Robust Modulation of a Bacterial Kinase by Protein Phase Separation

Abstract

The diversity of molecular function and material properties in cytoplasmic biomolecular condensates contributes to the robustness of enzymatic interactions in a crowded cellular environment. However, molecular principles that organize and control chemical reactions in these condensates are poorly understood. We utilized a multi-scale approach combining biochemical reconstitution and single molecule imaging to gain insights into a kinase signaling reaction localized in a phase separated polar microdomain in the Gram-negative bacterium Caulobacter crescentus. Caulobacter divides asymmetrically to yield a sessile stalked cell and a flagellated swarmer cell. Much of this asymmetric division is regulated through different signaling pathways that reside in microdomains at the two cell poles prior to cell division.

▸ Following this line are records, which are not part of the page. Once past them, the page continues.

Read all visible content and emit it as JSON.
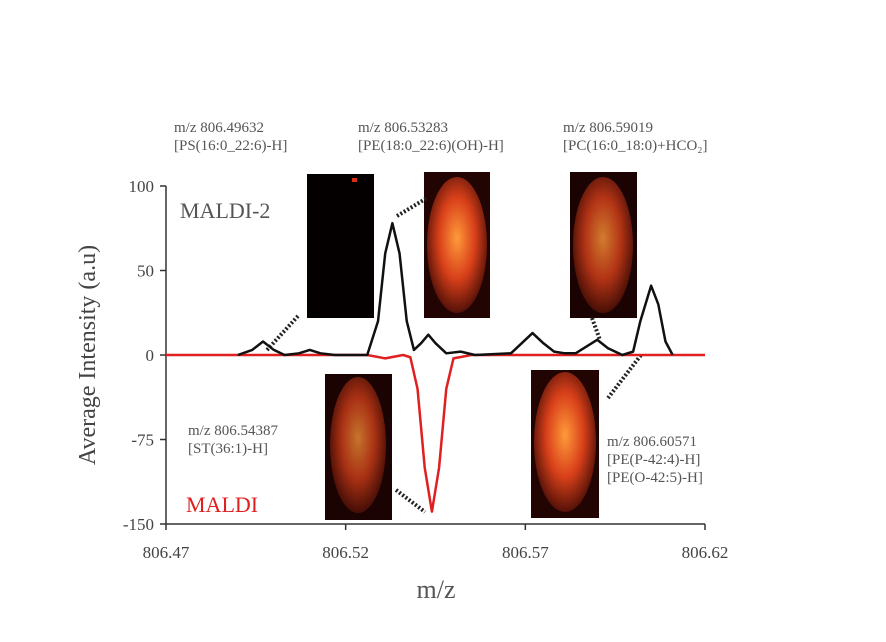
{
  "chart_data": {
    "type": "line",
    "y_label": "Average Intensity (a.u)",
    "x_label": "m/z",
    "xlim": [
      806.47,
      806.62
    ],
    "xticks": [
      806.47,
      806.52,
      806.57,
      806.62
    ],
    "ylim": [
      -150,
      100
    ],
    "yticks": [
      100,
      50,
      0,
      -75,
      -150
    ],
    "series": [
      {
        "name": "MALDI-2",
        "color": "#111111",
        "x": [
          806.49,
          806.494,
          806.497,
          806.5,
          806.503,
          806.507,
          806.51,
          806.513,
          806.517,
          806.526,
          806.529,
          806.531,
          806.533,
          806.535,
          806.537,
          806.539,
          806.541,
          806.543,
          806.545,
          806.548,
          806.552,
          806.556,
          806.566,
          806.569,
          806.572,
          806.575,
          806.578,
          806.581,
          806.584,
          806.587,
          806.59,
          806.593,
          806.597,
          806.6,
          806.602,
          806.605,
          806.607,
          806.609,
          806.611
        ],
        "values": [
          0,
          3,
          8,
          3,
          0,
          1,
          3,
          1,
          0,
          0,
          20,
          60,
          78,
          60,
          20,
          3,
          7,
          12,
          7,
          1,
          2,
          0,
          1,
          7,
          13,
          7,
          2,
          1,
          1,
          5,
          9,
          4,
          0,
          2,
          20,
          41,
          30,
          8,
          0
        ]
      },
      {
        "name": "MALDI",
        "color": "#e02020",
        "x": [
          806.47,
          806.526,
          806.531,
          806.536,
          806.538,
          806.54,
          806.542,
          806.544,
          806.546,
          806.548,
          806.55,
          806.555,
          806.62
        ],
        "values": [
          0,
          0,
          -3,
          0,
          -2,
          -30,
          -100,
          -139,
          -100,
          -30,
          -3,
          0,
          0
        ]
      }
    ],
    "annotations": [
      [
        "m/z 806.49632",
        "[PS(16:0_22:6)-H]"
      ],
      [
        "m/z 806.53283",
        "[PE(18:0_22:6)(OH)-H]"
      ],
      [
        "m/z 806.59019",
        "[PC(16:0_18:0)+HCO₂]"
      ],
      [
        "m/z 806.54387",
        "[ST(36:1)-H]"
      ],
      [
        "m/z 806.60571",
        "[PE(P-42:4)-H]",
        "[PE(O-42:5)-H]"
      ]
    ]
  }
}
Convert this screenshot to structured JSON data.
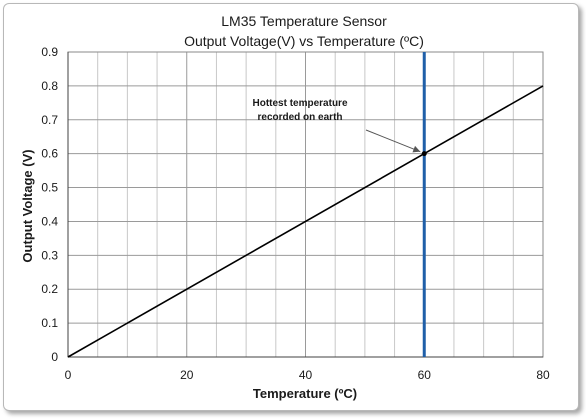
{
  "chart_data": {
    "type": "line",
    "title": "LM35 Temperature Sensor",
    "subtitle": "Output Voltage(V) vs Temperature (ºC)",
    "xlabel": "Temperature (ºC)",
    "ylabel": "Output Voltage (V)",
    "xlim": [
      0,
      80
    ],
    "ylim": [
      0,
      0.9
    ],
    "x_ticks": [
      "0",
      "20",
      "40",
      "60",
      "80"
    ],
    "y_ticks": [
      "0",
      "0.1",
      "0.2",
      "0.3",
      "0.4",
      "0.5",
      "0.6",
      "0.7",
      "0.8",
      "0.9"
    ],
    "grid": true,
    "series": [
      {
        "x": [
          0,
          80
        ],
        "y": [
          0,
          0.8
        ],
        "color": "#000000"
      }
    ],
    "reference_line": {
      "x": 60,
      "color": "#1f5fa8"
    },
    "highlight_point": {
      "x": 60,
      "y": 0.6
    },
    "annotation": {
      "lines": [
        "Hottest temperature",
        "recorded on earth"
      ],
      "points_to": {
        "x": 60,
        "y": 0.6
      }
    }
  }
}
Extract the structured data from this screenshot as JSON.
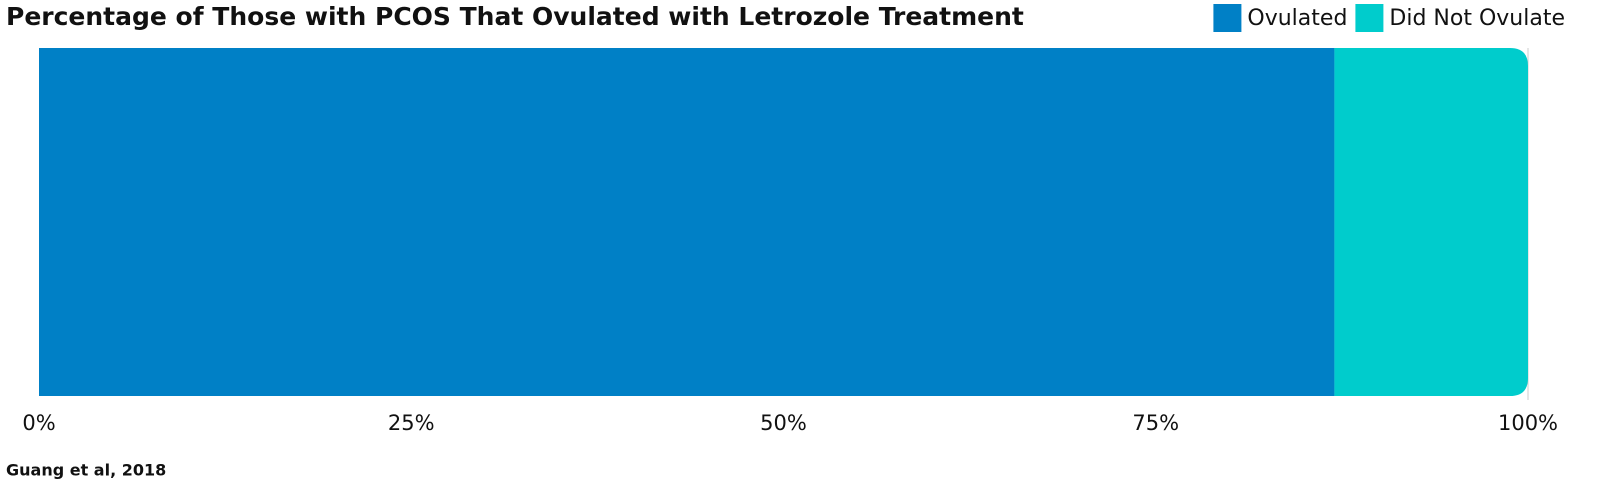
{
  "chart_data": {
    "type": "stacked-bar-horizontal",
    "title": "Percentage of Those with PCOS That Ovulated with Letrozole Treatment",
    "source": "Guang et al, 2018",
    "categories": [
      null
    ],
    "series": [
      {
        "name": "Ovulated",
        "color": "#0080c6",
        "values": [
          87
        ]
      },
      {
        "name": "Did Not Ovulate",
        "color": "#00cccc",
        "values": [
          13
        ]
      }
    ],
    "xlim": [
      0,
      100
    ],
    "xticks": [
      {
        "value": 0,
        "label": "0%"
      },
      {
        "value": 25,
        "label": "25%"
      },
      {
        "value": 50,
        "label": "50%"
      },
      {
        "value": 75,
        "label": "75%"
      },
      {
        "value": 100,
        "label": "100%"
      }
    ],
    "legend": "top-right"
  }
}
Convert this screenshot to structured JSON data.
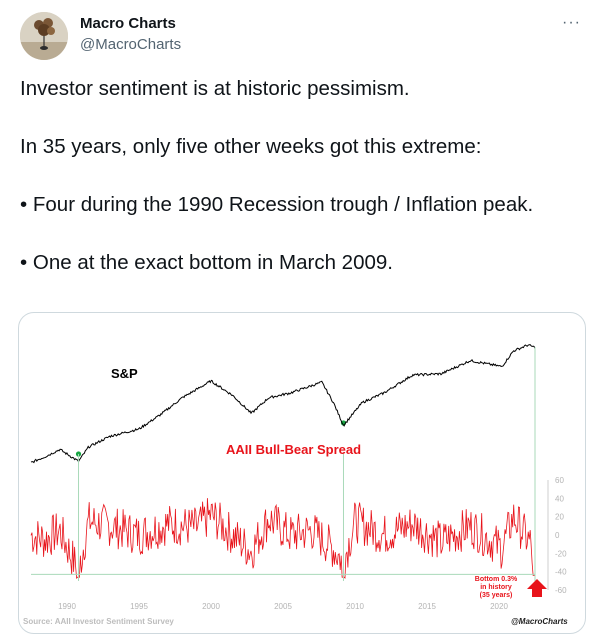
{
  "author": {
    "name": "Macro Charts",
    "handle": "@MacroCharts",
    "avatar_icon": "balloon-sculpture-avatar"
  },
  "more_icon": "more-options-icon",
  "tweet": {
    "lines": [
      "Investor sentiment is at historic pessimism.",
      "In 35 years, only five other weeks got this extreme:",
      "• Four during the 1990 Recession trough / Inflation peak.",
      "• One at the exact bottom in March 2009."
    ]
  },
  "chart_data": {
    "type": "line",
    "sp_label": "S&P",
    "spread_label": "AAII Bull-Bear Spread",
    "annotation": "Bottom 0.3%\nin history\n(35 years)",
    "source": "Source: AAII Investor Sentiment Survey",
    "watermark": "@MacroCharts",
    "x_ticks": [
      "1990",
      "1995",
      "2000",
      "2005",
      "2010",
      "2015",
      "2020"
    ],
    "y_ticks": [
      "60",
      "40",
      "20",
      "0",
      "-20",
      "-40",
      "-60"
    ],
    "xlim": [
      1987.5,
      2022.5
    ],
    "ylim": [
      -60,
      60
    ],
    "threshold": -43,
    "extreme_weeks": [
      1990.8,
      2009.2
    ],
    "colors": {
      "sp": "#000000",
      "spread": "#e8141b",
      "marker": "#17a643",
      "threshold": "#a9d9b9",
      "arrow": "#e8141b"
    },
    "series": [
      {
        "name": "S&P",
        "points": [
          [
            1987.5,
            0.02
          ],
          [
            1988.5,
            0.07
          ],
          [
            1989.5,
            0.13
          ],
          [
            1990.8,
            0.03
          ],
          [
            1991.5,
            0.15
          ],
          [
            1993,
            0.24
          ],
          [
            1995,
            0.3
          ],
          [
            1996.5,
            0.42
          ],
          [
            1998,
            0.56
          ],
          [
            1999,
            0.63
          ],
          [
            2000,
            0.7
          ],
          [
            2001.5,
            0.58
          ],
          [
            2002.8,
            0.43
          ],
          [
            2004,
            0.56
          ],
          [
            2005.5,
            0.6
          ],
          [
            2007.7,
            0.69
          ],
          [
            2008.5,
            0.52
          ],
          [
            2009.2,
            0.33
          ],
          [
            2010.5,
            0.52
          ],
          [
            2012,
            0.6
          ],
          [
            2014,
            0.75
          ],
          [
            2016,
            0.76
          ],
          [
            2018,
            0.87
          ],
          [
            2020.2,
            0.82
          ],
          [
            2021,
            0.95
          ],
          [
            2022.0,
            1.0
          ],
          [
            2022.5,
            0.98
          ]
        ]
      },
      {
        "name": "AAII Bull-Bear Spread",
        "anchors": [
          [
            1987.5,
            0
          ],
          [
            1988.5,
            -5
          ],
          [
            1989.5,
            5
          ],
          [
            1990.8,
            -40
          ],
          [
            1991.5,
            15
          ],
          [
            1993,
            10
          ],
          [
            1995,
            0
          ],
          [
            1997,
            12
          ],
          [
            1999,
            8
          ],
          [
            2000,
            22
          ],
          [
            2001.5,
            0
          ],
          [
            2002.8,
            -18
          ],
          [
            2004,
            18
          ],
          [
            2005.5,
            0
          ],
          [
            2007,
            5
          ],
          [
            2008.5,
            -15
          ],
          [
            2009.2,
            -30
          ],
          [
            2010,
            15
          ],
          [
            2012,
            0
          ],
          [
            2014,
            12
          ],
          [
            2016,
            -8
          ],
          [
            2018,
            10
          ],
          [
            2020.2,
            -15
          ],
          [
            2021,
            20
          ],
          [
            2022.2,
            -10
          ],
          [
            2022.5,
            -43
          ]
        ]
      }
    ]
  }
}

Specifically, at the stalked pole, two intrinsically disordered proteins, PopZ and SpmX, form a stable complex and sequester the histidine kinase DivJ whose autophosphorylation contributes to the regulation of cell cycle progression. Here, I will discuss the biophysical basis for phase separation of SpmX and PopZ and the implications of this phenomenon in the context of the Caulobacter cell cycle. Using biochemistry and state of the art 3-D single molecule imaging, we have identified molecular features that regulate DivJ diffusion and autophosphorylation in the polar microdomain. We further establish the role of protein topology, crowding, and the extracellular environment on DivJ regulation via phase separation. Our results underscore the relationship between enzyme activity and unstructured biomolecular condensates that govern the physical environment in signaling hubs for robust modulation of biochemical reactions a crowded cytoplasm.